Researchers Use 3D Printing and Basic Electronic Components to Make Neuroscience More Accessible

While I was worse in math, science was also not one of my strong suits in school. So anything that makes it easier for students to better understand these complex subjects is a good idea, in my humble opinion. Tom Baden, a professor of neuroscience at the University of Sussex, has been collaborating with his colleagues to further open up access to science education with a piece of hardware that can demonstrate how our brains function.

“By making access to scientific and teaching equipment free and open, researchers and educators can take the future into their own hands,” Professor Baden said. ” In time, we hope that this type of work will contribute to level the playing field across the globe, such that ideas, not funding can be the primary driver for success and new insights.”

Professor Baden is also one of the scientists behind the innovative 3D printable FlyPi microscope, and his latest work – an educational model of neurons in the brain made with basic electronic components – is just part of his expanding range of equipment that uses DIY and 3D printable models to make science more accessible and interactive.

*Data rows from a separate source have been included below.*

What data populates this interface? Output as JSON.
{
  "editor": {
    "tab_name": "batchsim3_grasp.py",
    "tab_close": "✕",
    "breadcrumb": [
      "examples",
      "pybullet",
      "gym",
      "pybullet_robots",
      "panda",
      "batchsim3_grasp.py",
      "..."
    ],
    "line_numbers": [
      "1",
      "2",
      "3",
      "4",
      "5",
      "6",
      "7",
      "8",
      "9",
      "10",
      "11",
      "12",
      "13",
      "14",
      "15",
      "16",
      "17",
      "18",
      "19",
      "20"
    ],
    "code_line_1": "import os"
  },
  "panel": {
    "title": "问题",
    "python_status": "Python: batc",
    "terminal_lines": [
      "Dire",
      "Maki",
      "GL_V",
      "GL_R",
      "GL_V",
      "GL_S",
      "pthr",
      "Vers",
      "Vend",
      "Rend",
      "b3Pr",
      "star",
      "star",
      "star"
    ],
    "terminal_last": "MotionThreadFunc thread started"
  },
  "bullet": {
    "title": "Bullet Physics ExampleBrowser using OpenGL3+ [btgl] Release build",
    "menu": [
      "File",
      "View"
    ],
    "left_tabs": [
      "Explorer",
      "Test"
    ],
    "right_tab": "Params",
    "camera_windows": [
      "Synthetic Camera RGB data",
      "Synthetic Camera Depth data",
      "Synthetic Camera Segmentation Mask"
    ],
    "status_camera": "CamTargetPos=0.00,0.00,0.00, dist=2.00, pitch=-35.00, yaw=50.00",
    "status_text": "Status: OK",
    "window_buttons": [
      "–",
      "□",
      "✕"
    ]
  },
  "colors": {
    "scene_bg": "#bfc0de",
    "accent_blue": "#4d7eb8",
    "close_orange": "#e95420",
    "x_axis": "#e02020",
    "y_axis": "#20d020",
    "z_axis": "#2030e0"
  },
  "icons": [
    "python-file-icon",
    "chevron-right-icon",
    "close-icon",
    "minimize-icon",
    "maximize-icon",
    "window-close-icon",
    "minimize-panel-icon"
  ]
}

One of the central parts of neuroscience is, of course, understanding how our neurons encode and compute information. But there’s not a good hands-on type of way to learn about this…until now. Professor Baden and other colleagues are building Spikeling: a piece of electronic kit which behaves similarly to the neurons in the brain and costs just £25.

“Spikeling is a useful piece of kit for anyone teaching neuroscience because it allows us to demonstrate how neurons work in a more interactive way,” Professor Baden explained.

Professor Baden, together with researchers Ben James, Maxime J.Y. Zimmermann, Philipp Bartel, Dorieke M Grijseels, Thomas Euler, Leon Lagnado and Miguel Maravall, published a paper about their work on Spikeling in the open access journal PLOS Biology, titled “Spikeling: a low-cost hardware implementation of a spiking neuron for neuroscience teaching and outreach.”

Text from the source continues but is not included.